While setting up and waiting for some military help to pull our van out of the snowy loading area, we heard the term “pneumonia” bandied about. Here, it seems so common that it could be Alaskan for “head cold.” Since I acquired one of these in Talkeetna, I missed the chance to go dog-mushing “for real,” leaving the fun to my partners. By the evening show I was reasonably recovered, and a good thing, too—we sold out completely and backstage there were T.V. interviews going at every turn. Afterwards, our presenter and board members treated us to a lovely dinner complete with photos of the northern lights in a house overlooking the city.

Daybreak: time for another 12-hour drive, this time to Valdez. The mountains and gorges kept getting more spectacular, and “extreme” skiers proliferated as we approached the town. Hopping out of the van, we climbed a roadside drift and were drawn towards the most enchanting dreamscape I had ever seen, one right out of a C. S. Lewis fantasy. A woman on skis passed by us and dropped right into the valley as if she had done it every day of her life, and she probably had. As for us, back to the van…and into Valdez.

Here our accommodation was a sun-soaked B & B. Most of the time I found myself over dressed while high-schoolers passed by the 6-foot snowdrifts in T-shirts. Banners around town announced our public show at the Civic Center, a very well constructed performing arts center with lots of wood obviously influenced by local shipbuilding techniques. A sunset walk on the pier introduces us to Valdez in all its glory, snowy mountains reflected in crystal clear water. The water we saw in Alaska-whether river, stream, lake, or seaport, was clear straight through to the bottom, making it equally clear to us what the world has lost through industrialization. Thinking about such matters used to make me inordinately proud to be a juggler-an artist who dabbles in the air without polluting it.
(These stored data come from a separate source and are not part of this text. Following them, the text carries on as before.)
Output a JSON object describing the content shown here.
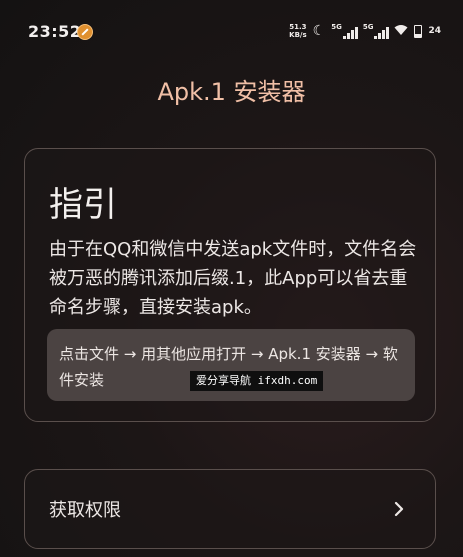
{
  "status_bar": {
    "time": "23:52",
    "net_speed_value": "51.3",
    "net_speed_unit": "KB/s",
    "sim1_label": "5G",
    "sim2_label": "5G",
    "battery": "24",
    "icons": [
      "app-notification-icon",
      "moon-icon",
      "signal-icon",
      "signal-icon",
      "wifi-icon",
      "battery-icon"
    ]
  },
  "app": {
    "title": "Apk.1 安装器"
  },
  "guide": {
    "heading": "指引",
    "body": "由于在QQ和微信中发送apk文件时，文件名会被万恶的腾讯添加后缀.1，此App可以省去重命名步骤，直接安装apk。",
    "steps": "点击文件 → 用其他应用打开 → Apk.1 安装器 → 软件安装"
  },
  "watermark": "爱分享导航 ifxdh.com",
  "permission": {
    "label": "获取权限"
  },
  "colors": {
    "title_accent": "#f0bfa6",
    "steps_bg": "#4b4342"
  }
}
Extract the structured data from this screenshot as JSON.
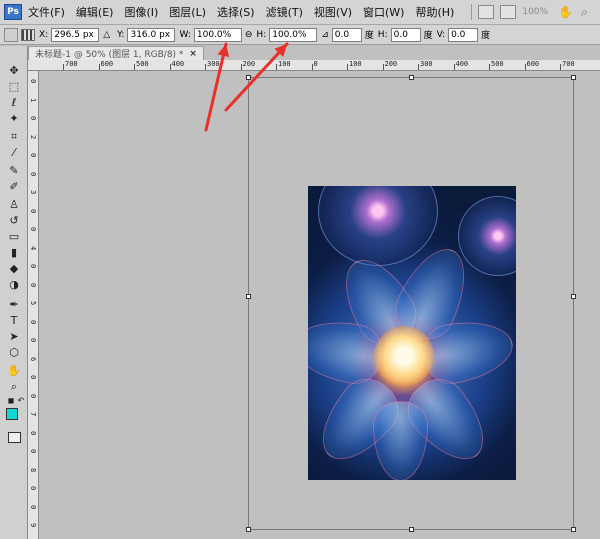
{
  "app": {
    "logo": "Ps"
  },
  "menu": [
    "文件(F)",
    "编辑(E)",
    "图像(I)",
    "图层(L)",
    "选择(S)",
    "滤镜(T)",
    "视图(V)",
    "窗口(W)",
    "帮助(H)"
  ],
  "menubar_extra": {
    "zoom": "100%"
  },
  "options": {
    "x_label": "X:",
    "x_value": "296.5 px",
    "y_label": "Y:",
    "y_value": "316.0 px",
    "w_label": "W:",
    "w_value": "100.0%",
    "h_label": "H:",
    "h_value": "100.0%",
    "angle_value": "0.0",
    "angle_unit": "度",
    "hskew_label": "H:",
    "hskew_value": "0.0",
    "hskew_unit": "度",
    "vskew_label": "V:",
    "vskew_value": "0.0",
    "vskew_unit": "度"
  },
  "document": {
    "tab_title": "未标题-1 @ 50% (图层 1, RGB/8) *",
    "close_glyph": "×"
  },
  "ruler": {
    "top_labels": [
      "700",
      "600",
      "500",
      "400",
      "300",
      "200",
      "100",
      "0",
      "100",
      "200",
      "300",
      "400",
      "500",
      "600",
      "700"
    ],
    "left_labels": [
      "0",
      "1",
      "0",
      "2",
      "0",
      "0",
      "3",
      "0",
      "0",
      "4",
      "0",
      "0",
      "5",
      "0",
      "0",
      "6",
      "0",
      "0",
      "7",
      "0",
      "0",
      "8",
      "0",
      "0",
      "9"
    ]
  },
  "colors": {
    "foreground": "#14d8d0",
    "background": "#ffffff",
    "arrow": "#e8302a"
  },
  "tools": [
    "move-icon",
    "marquee-icon",
    "lasso-icon",
    "magic-wand-icon",
    "crop-icon",
    "eyedropper-icon",
    "healing-brush-icon",
    "brush-icon",
    "clone-stamp-icon",
    "history-brush-icon",
    "eraser-icon",
    "gradient-icon",
    "blur-icon",
    "dodge-icon",
    "pen-icon",
    "type-icon",
    "path-selection-icon",
    "shape-icon",
    "hand-icon",
    "zoom-icon"
  ]
}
Who would have thought that such an innocent pastime would lead to rampant diesel emission, not to mention a zillion kilowatts of stage lighting. Oh, jugglers may be passing strange, but human life is stranger as it passes.

Our presenter hoped to sell out the Civic Center since this has not happened since the Pickle Family Circus came through years ago. As it turned out, her wish was our command. The excitement of the workshops and school shows carried over and, sure enough, every seat was filled for the uproarious final show.
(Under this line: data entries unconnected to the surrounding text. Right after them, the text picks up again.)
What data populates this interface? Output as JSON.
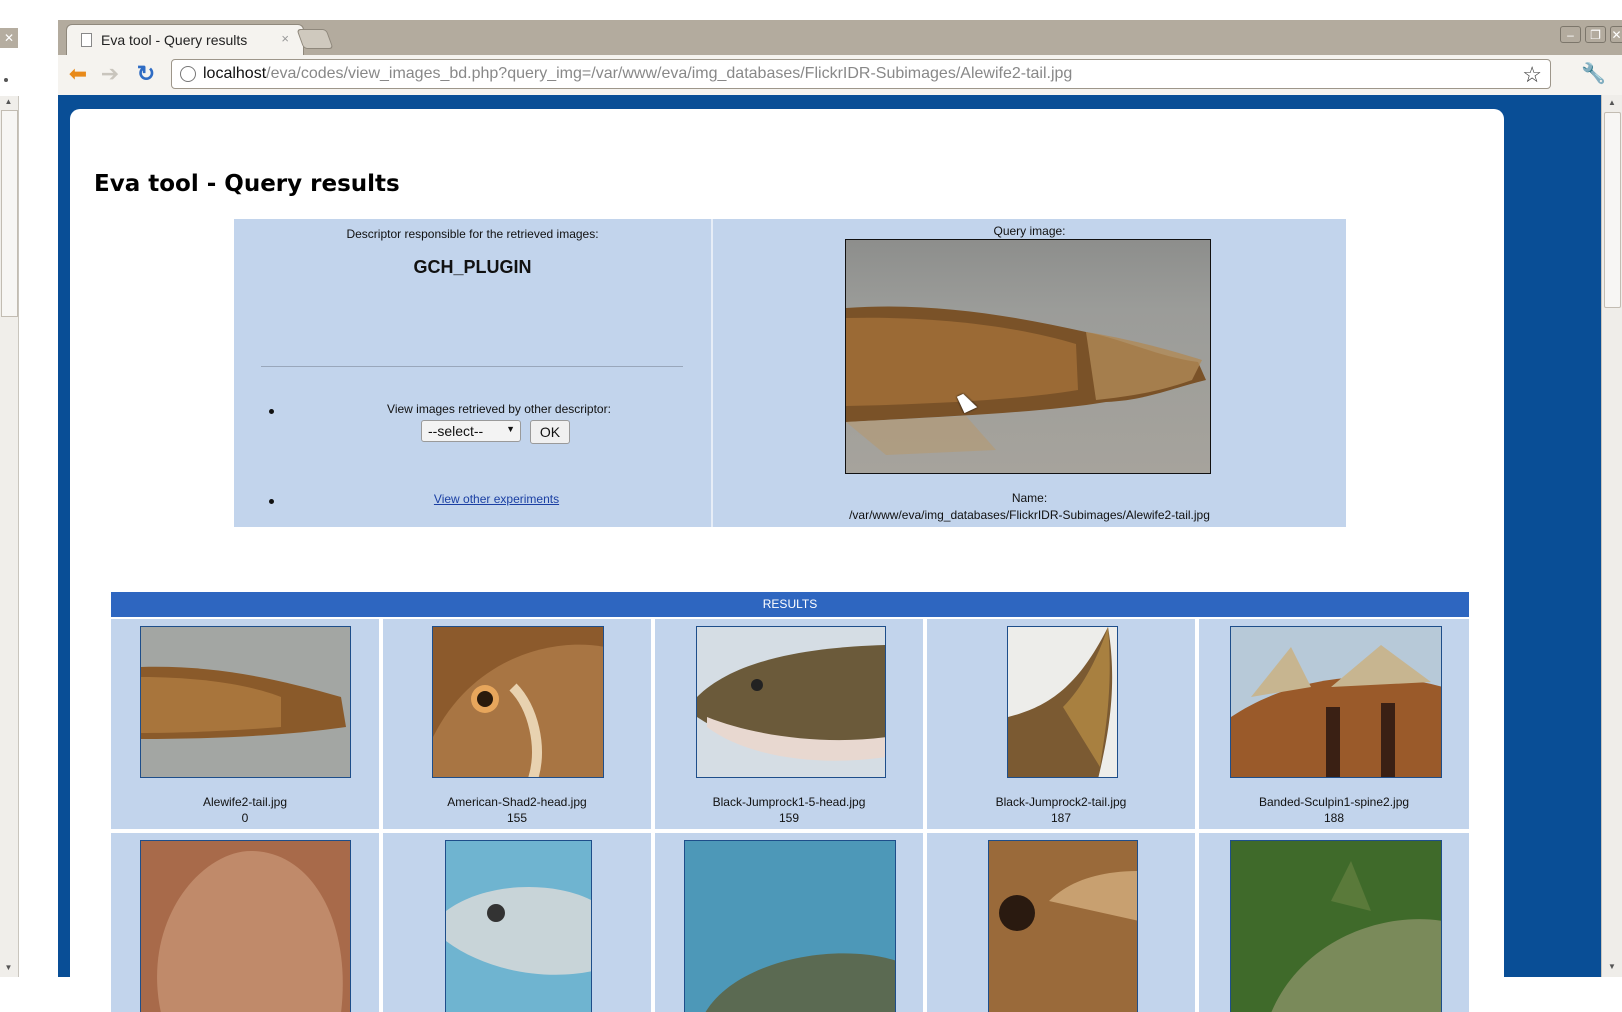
{
  "browser": {
    "tab_title": "Eva tool - Query results",
    "tab_close": "×",
    "url_host": "localhost",
    "url_path": "/eva/codes/view_images_bd.php?query_img=/var/www/eva/img_databases/FlickrIDR-Subimages/Alewife2-tail.jpg"
  },
  "page": {
    "title": "Eva tool - Query results"
  },
  "descriptor": {
    "caption": "Descriptor responsible for the retrieved images:",
    "name": "GCH_PLUGIN",
    "other_caption": "View images retrieved by other descriptor:",
    "select_value": "--select--",
    "ok_label": "OK",
    "experiments_link": "View other experiments"
  },
  "query": {
    "caption": "Query image:",
    "name_label": "Name:",
    "name_value": "/var/www/eva/img_databases/FlickrIDR-Subimages/Alewife2-tail.jpg"
  },
  "results": {
    "header": "RESULTS",
    "items": [
      {
        "name": "Alewife2-tail.jpg",
        "score": "0"
      },
      {
        "name": "American-Shad2-head.jpg",
        "score": "155"
      },
      {
        "name": "Black-Jumprock1-5-head.jpg",
        "score": "159"
      },
      {
        "name": "Black-Jumprock2-tail.jpg",
        "score": "187"
      },
      {
        "name": "Banded-Sculpin1-spine2.jpg",
        "score": "188"
      }
    ]
  },
  "colors": {
    "page_frame": "#094e96",
    "panel_bg": "#c2d4ec",
    "results_header": "#2e66c0",
    "link": "#1a3fa3"
  }
}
Since our last two stops, Kodiak and Juneau, are inaccessible by road, we got a respite from the van and took to the air again. Kodiak, a storybook island of craggy bays, snowy mountains, and sea lions, boasts the second- largest fishing port in North America. The Rouse corporation, which developed the seaport malls in America from California’s Pier 39 to New York’s South Street Seaport, has yet to discover Kodiak. This means no street performers, but our visit did coincide with the Whale Watching Festival.

We were greeted at the airport by posters advertising our show and a very friendly arts council. Many areas in Alaska have strong Russian influence, and Kodiak boasts a historic wooden Cathedral complete with blue and gold onion tops. Easter perks in Kodiak included a decadent brunch and some special sea kayaking with our hosts.
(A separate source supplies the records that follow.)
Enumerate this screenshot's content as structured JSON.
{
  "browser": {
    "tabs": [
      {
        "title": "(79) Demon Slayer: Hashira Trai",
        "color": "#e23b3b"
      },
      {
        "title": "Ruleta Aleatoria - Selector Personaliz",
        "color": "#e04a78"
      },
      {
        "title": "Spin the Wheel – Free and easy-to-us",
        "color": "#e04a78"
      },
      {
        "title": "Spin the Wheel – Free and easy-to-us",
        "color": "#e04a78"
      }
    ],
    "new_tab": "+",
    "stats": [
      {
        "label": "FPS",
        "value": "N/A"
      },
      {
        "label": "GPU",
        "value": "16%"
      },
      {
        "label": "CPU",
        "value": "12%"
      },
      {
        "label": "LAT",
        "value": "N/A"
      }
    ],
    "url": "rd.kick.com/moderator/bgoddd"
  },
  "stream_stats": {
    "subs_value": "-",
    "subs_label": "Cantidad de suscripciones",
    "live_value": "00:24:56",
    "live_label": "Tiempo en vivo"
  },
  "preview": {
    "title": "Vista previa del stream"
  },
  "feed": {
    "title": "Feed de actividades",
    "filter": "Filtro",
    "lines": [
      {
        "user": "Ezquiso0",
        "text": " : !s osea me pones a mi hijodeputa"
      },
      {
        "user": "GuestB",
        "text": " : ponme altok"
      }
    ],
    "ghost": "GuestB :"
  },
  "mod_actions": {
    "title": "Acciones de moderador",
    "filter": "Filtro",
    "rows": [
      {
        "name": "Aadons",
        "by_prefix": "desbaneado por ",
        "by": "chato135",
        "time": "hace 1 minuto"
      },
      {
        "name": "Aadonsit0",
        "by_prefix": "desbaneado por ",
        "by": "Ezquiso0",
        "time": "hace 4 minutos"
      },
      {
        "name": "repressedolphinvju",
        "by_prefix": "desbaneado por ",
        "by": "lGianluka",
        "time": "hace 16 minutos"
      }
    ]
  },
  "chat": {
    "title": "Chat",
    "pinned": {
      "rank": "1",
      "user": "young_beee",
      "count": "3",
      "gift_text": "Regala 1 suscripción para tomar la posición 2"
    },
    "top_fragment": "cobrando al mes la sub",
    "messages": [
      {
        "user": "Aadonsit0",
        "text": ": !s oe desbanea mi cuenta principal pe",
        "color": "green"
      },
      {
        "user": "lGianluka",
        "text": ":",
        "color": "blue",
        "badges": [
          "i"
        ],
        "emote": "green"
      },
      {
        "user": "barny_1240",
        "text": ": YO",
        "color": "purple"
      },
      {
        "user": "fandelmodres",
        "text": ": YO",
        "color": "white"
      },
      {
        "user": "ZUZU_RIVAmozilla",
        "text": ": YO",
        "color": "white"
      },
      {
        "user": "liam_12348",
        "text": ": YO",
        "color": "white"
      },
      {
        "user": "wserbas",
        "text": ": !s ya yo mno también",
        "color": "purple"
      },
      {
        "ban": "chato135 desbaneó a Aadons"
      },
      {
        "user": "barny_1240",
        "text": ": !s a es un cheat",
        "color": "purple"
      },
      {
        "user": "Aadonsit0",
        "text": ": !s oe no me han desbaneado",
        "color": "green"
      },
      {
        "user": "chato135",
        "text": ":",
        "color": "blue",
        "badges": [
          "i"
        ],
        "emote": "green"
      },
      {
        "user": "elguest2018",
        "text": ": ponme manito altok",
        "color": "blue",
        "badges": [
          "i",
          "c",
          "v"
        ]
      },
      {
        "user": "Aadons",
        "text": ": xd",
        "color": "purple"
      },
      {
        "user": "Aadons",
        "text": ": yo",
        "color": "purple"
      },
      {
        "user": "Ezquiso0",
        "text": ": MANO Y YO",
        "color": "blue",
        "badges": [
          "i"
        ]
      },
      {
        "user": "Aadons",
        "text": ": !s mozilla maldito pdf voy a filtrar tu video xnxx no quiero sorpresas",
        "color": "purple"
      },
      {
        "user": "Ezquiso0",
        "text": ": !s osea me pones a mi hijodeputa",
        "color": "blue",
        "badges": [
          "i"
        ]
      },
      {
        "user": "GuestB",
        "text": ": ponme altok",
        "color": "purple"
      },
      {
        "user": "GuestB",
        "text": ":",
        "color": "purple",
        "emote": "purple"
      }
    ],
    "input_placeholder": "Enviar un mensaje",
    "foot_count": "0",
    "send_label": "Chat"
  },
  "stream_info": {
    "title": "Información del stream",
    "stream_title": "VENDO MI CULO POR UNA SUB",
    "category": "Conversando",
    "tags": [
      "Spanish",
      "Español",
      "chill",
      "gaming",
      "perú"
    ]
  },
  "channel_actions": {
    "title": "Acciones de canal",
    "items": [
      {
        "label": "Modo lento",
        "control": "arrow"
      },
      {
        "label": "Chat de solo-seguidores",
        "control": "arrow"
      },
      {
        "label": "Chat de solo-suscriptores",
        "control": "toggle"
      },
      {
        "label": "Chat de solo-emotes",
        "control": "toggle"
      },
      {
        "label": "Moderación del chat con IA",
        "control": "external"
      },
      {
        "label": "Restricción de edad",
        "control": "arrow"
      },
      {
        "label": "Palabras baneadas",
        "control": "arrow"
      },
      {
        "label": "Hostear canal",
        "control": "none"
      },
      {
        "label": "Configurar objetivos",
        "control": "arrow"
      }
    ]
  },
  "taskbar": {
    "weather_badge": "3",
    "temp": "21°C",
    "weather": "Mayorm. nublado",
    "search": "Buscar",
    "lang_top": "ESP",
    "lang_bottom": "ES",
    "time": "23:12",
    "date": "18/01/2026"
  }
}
Juneau, our last stop and a common destination for cruise ships in summer, proved the warmest climate yet and gave us a fantastic finish to the tour. Our residency here coincided with the Alaska Folk Music Festival, and some of the musical enthusiasts could be spotted in our workshops. 15 minutes away loomed the Mendenhall glacier in all its receding majesty. Where else can you cavort barefoot on a sandy “beach” while watching kayakers weave their way among the icebergs and waterfalls? By now it was late April, but in winter the place becomes a natural ice skating rink. The unparalleled experience gave new meaning to the word “kaskade.”

Perhaps this is what made our final show in Alaska smooth as an ice crystal and more exhilarating than a flight–seeing trip. Our next show would be in Los Angeles, but no one was in a hurry to leave this land of awesome spectacle, natural magic, and surprising warmth.